# Music by Genre > Jazz/Blues Variants, Bossa, Choro, Klezmer >  Hawaiian music

## Sellars

Hi all, 

one of my musical loves is hawaiian. On a lot of the old pictures of artists are mandolins, but i can't recall ever hearing one in an ensemble. 

So what hawaiian cds/songs do feature the mandolin?

and perhaps more importantly: what kind of things did they play? simple chord strumming, melody lines, chord solos?

any thoughts would be welcome!

----------


## Jason Kessler

I, too, love Hawaiian music, but I think the mandolin was likely only used as a chordal instrument in the background. I can't recall ever hearing it used as a lead instrument mixed up front.

----------


## psann

this is a copy of a message from the fretted friends list:



Aloha Kakou, (Greetings to everyone)

This is a gift (Makana) from the Kamahamaha Schools.

It is great (Maika`i) You can play along with the songs in their 
book.

Download book here 
http://ksdl.ksbe.edu/nahenahe/Nahenahe_Series01.pdf

Listen to the radio program using the book here 
http://nahenahe.ksbe.edu/

I spoke with Henry, the director, and he suggested that we send an 
email to the school in support of other courses like this. That is 
how they get funding. They need to know that their programs are 
benefiting the community.

Enjoy.

Joyce
www.ukuleleuniverse.com
www.ukuleleclubs.net
www.alohayall.net

----------


## swampstomper

Jethro liked to play Hawaiian tunes -- listen to his blistering Indiana March (w. Jerry Byrd) on the "Jazz from the Hills - Country All Stars" CD. Not the soft Hawaiian sound, but typical of the marches.

----------


## Gary S

Some fun Hawaiian tunes I used play on the mandolin were,
Hilo March
Little Grass Shack
Beach at Wikiki
Hula Blues

Listen to Sol Hoopi, Jerry Bird, R Crumb and others. Ry Cooder did a fine Hawaiian record with Gabby Pahinui that probably has some mandolin. Good luck...Gary Silverstein

----------


## om21ed

i just got back from a Hawian vacation. really enjoyed all the music, esp. the slack key guitar which i was thinking one could include some mando, although I gather that traditionally its a solo form--but I heard it with simple uke strum accompaniment--anyone tried it with mando. I was thinking of that Ry Cooder disc (Chicken Skin Music ? another name for slack key I think) Any old recordings of mando hawian duets out there ?

----------


## delsbrother

Ditto Cooder/Gabby Pahinui records..

For more vintage mando stuff look for CD reissues of John Kameaaloha Almeida and King Bennie Nawahi.

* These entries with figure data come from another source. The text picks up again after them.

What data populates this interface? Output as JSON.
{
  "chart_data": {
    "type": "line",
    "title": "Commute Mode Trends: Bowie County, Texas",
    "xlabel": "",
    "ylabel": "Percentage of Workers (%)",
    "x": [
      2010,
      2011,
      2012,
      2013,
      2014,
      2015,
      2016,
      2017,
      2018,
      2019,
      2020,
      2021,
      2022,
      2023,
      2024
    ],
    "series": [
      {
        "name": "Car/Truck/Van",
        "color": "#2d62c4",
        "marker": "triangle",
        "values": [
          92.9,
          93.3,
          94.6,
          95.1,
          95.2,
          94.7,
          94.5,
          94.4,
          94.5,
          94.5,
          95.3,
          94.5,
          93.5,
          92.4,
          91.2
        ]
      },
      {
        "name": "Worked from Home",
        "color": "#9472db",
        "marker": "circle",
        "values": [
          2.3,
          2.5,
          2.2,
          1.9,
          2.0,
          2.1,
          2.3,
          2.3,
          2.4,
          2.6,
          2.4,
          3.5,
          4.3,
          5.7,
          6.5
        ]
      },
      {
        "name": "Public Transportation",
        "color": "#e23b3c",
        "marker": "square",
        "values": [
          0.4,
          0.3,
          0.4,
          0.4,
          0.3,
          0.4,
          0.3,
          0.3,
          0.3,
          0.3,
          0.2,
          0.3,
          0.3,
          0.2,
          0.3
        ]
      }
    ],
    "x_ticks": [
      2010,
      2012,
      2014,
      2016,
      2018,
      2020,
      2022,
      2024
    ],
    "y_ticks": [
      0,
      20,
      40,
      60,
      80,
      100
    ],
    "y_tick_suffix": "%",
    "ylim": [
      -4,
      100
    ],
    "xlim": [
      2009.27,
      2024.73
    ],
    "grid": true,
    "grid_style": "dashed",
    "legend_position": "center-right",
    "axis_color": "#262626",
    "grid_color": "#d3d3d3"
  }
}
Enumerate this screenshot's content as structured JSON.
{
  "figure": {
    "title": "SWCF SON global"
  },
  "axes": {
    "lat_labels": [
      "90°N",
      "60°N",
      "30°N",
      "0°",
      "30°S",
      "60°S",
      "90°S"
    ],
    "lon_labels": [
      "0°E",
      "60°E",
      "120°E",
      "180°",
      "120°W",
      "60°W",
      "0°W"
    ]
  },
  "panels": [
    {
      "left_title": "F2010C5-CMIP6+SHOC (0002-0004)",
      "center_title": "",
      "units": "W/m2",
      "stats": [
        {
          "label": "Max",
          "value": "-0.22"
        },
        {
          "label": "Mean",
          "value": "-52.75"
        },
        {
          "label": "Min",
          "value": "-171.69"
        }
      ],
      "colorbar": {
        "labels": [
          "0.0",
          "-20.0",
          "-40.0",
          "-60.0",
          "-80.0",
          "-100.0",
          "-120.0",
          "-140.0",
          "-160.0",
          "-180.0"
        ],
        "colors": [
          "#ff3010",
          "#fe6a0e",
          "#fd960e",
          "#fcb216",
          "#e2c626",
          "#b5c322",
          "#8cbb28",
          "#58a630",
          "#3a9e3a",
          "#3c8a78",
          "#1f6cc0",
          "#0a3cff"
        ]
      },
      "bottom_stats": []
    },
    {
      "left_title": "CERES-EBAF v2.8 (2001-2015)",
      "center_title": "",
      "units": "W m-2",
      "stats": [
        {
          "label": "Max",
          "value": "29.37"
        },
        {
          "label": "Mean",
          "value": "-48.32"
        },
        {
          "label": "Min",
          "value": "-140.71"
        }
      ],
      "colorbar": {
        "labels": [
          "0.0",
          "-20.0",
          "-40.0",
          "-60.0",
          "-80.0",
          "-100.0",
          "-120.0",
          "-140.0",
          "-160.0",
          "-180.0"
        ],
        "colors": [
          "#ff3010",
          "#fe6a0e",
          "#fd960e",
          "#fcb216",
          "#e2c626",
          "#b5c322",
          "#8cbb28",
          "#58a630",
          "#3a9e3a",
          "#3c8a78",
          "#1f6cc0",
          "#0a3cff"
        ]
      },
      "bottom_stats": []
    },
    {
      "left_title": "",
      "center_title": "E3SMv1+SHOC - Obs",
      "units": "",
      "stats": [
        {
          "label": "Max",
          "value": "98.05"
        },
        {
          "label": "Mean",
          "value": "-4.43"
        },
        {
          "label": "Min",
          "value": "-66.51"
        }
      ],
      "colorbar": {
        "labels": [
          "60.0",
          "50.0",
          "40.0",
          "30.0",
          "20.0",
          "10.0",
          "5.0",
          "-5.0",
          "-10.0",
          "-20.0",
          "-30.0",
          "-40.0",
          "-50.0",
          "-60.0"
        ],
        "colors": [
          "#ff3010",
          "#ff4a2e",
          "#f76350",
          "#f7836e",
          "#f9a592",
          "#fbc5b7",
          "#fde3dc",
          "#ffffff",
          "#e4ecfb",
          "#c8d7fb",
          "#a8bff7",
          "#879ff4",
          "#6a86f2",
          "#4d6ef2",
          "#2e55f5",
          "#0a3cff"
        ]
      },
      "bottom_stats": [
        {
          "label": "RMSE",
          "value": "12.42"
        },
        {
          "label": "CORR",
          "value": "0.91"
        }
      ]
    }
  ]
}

There are also pictures of Hawaiian bands with mandolins (even harp mandolins), but I think the consensus is most were strung as taro-patches and not mandolins.. I think a lot of that music has been lost to time - for example, harp guitars (and harp-_Hawaiian_ guitars! ) seem to have played an important part in early Hawaiian music. Anyone know what that stuff sounds like?

----------


## Sellars

I just found out that Ry Cooder is playing mandolin on the opening track of the Rough Guide to Hawaii. I'm not a big Ry fan, but his playing blew me away!

Man! The mandolin fitted so well that is makes you wonder why it hasn't become one of the standard instruments in Hawaiian music.

Are there any leads or suggestions to learn to play this style on the mando?

----------


## Sellars

Is there a general lack of hawaiian enthousiasts on theis forum or are you all asleep?

----------


## WireBoy

we're all asleep bruddah. we like hawaii music just fine, but#we're on island time.

----------


## mandolooter

Makaha Son of Niihau have mandolin on a few of there older albums.  I'll have to go back and look before i post which ones tho.

As for island time , well I moved away in 93 and Im still on it! Okole maluna folks! Im pau...

----------


## Wesley

www.dancingcat.com is a record label website that has a lot of historical info, links, lists of guitar tunings ect. It's worth checking out.

----------